Klar definierter regulatorischer Rahmen Anbieter von Telekommunikationsleistungen unterliegen in der Schweiz der Regulierung und Aufsicht durch die Behörden.

  • Die Verordnung über den Schutz vor nichtionisierender Strahlung verpflichtet Betreiber in der Schweiz zu strengeren Sicherheitslimiten als in der Europäischen Union. Im Februar 2015 veröffentlichte der Bundesrat in Erfüllung zweier Postulate einen Bericht über die Möglichkeiten zur Kapazitätserweiterung in Mobilfunknetzen. Die Erhöhung der Sicherheitsgrenzwerte und die Vereinfachung der Verfahren sind zwei mögliche Massnahmen, die im Bericht erwähnt werden. Das Parlament ist zuständig dafür, ausgehend von den Ergebnissen des Berichts, mögliche Massnahmen zur Verbesserung der Rahmenbedingungen für zukünftige Netze zu empfehlen.
  • In der Schweiz gibt es keine Regulierung für das Roaming. Zwei Motionen, die Maximalpreise für ein- und ausgehende Gespräche, SMS-Nachrichten und die Datenübertragung im Ausland forderten, wurden vom Parlament im März 2015 abgelehnt. Massnahmen wie erhöhte Transparenz sowie Instrumente, die dem Bundesrat erlauben, Konsumentenpreise zu limitieren, wurden hingegen 2015 in die Vorlage des neuen Fernmeldegesetzes aufgenommen.

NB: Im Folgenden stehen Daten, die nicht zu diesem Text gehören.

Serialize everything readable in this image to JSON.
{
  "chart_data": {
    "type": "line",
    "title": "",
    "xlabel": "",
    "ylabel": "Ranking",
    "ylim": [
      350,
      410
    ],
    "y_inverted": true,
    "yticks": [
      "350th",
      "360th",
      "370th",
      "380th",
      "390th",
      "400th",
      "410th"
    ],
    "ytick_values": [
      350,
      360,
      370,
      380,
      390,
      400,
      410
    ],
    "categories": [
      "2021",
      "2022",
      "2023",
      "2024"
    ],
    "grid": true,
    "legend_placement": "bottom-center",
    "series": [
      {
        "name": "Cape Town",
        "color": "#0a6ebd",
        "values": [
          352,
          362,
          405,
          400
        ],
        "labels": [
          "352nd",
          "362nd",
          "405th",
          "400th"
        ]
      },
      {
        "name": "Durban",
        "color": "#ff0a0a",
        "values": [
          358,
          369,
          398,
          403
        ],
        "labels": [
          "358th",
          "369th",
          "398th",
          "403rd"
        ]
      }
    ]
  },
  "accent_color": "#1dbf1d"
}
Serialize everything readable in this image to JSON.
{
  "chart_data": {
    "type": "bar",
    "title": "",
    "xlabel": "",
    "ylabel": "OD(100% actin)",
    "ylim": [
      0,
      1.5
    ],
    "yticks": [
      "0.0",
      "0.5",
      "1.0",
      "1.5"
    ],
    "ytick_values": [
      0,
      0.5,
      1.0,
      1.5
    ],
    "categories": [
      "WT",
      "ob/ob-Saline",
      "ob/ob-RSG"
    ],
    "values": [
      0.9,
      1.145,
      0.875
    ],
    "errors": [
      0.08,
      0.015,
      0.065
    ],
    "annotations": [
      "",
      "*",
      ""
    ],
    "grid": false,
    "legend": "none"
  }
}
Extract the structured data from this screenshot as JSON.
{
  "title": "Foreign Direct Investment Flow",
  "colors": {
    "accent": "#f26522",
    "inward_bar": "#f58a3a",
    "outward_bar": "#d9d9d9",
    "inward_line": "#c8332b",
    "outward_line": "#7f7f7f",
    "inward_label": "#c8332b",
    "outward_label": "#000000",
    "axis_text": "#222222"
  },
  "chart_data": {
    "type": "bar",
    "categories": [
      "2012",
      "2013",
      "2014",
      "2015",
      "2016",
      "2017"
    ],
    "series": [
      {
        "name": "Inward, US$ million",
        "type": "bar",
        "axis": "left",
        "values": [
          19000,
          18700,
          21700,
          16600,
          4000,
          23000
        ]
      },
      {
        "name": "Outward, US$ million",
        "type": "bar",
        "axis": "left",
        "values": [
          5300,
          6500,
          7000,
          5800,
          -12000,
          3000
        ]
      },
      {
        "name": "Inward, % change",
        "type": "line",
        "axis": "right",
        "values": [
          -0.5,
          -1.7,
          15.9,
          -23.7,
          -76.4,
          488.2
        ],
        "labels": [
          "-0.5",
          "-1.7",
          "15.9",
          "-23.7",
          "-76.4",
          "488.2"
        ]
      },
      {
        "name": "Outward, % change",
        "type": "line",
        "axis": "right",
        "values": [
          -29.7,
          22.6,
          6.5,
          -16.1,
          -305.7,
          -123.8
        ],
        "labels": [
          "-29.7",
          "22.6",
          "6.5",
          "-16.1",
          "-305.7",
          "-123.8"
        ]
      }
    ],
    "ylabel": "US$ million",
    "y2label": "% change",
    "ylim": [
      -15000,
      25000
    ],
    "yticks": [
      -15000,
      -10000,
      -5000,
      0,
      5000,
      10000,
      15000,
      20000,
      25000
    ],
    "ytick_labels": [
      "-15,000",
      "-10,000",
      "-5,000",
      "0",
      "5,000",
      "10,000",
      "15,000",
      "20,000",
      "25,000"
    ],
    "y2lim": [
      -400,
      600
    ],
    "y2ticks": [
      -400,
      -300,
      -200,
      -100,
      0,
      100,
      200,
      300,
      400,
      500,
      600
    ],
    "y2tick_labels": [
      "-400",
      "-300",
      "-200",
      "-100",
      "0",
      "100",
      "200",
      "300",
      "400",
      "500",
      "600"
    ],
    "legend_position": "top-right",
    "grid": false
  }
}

  • Im März 2015 lehnte das Parlament eine Motion ab, welche die rechtliche Durchsetzung der Netzneutralität forderte. In der Vorlage zum neuen Fernmeldegesetz von 2015 beschränkt sich der Bundesrat darauf, Transparenzvorschriften für differenzierte Dienste zu erlassen. Anschliessend will er die Marktentwicklung beobachten, um die allfällige Notwendigkeit zukünftiger Regulierung zu beurteilen. Gestützt auf einen von Sunrise, Swisscom, Salt, upc cablecom und Suissedigital unterzeichneten Verhaltenskodex haben die Betreiber eine Schlichtungsstelle eingerichtet, die im September 2015 ihre Tätigkeit aufnahm.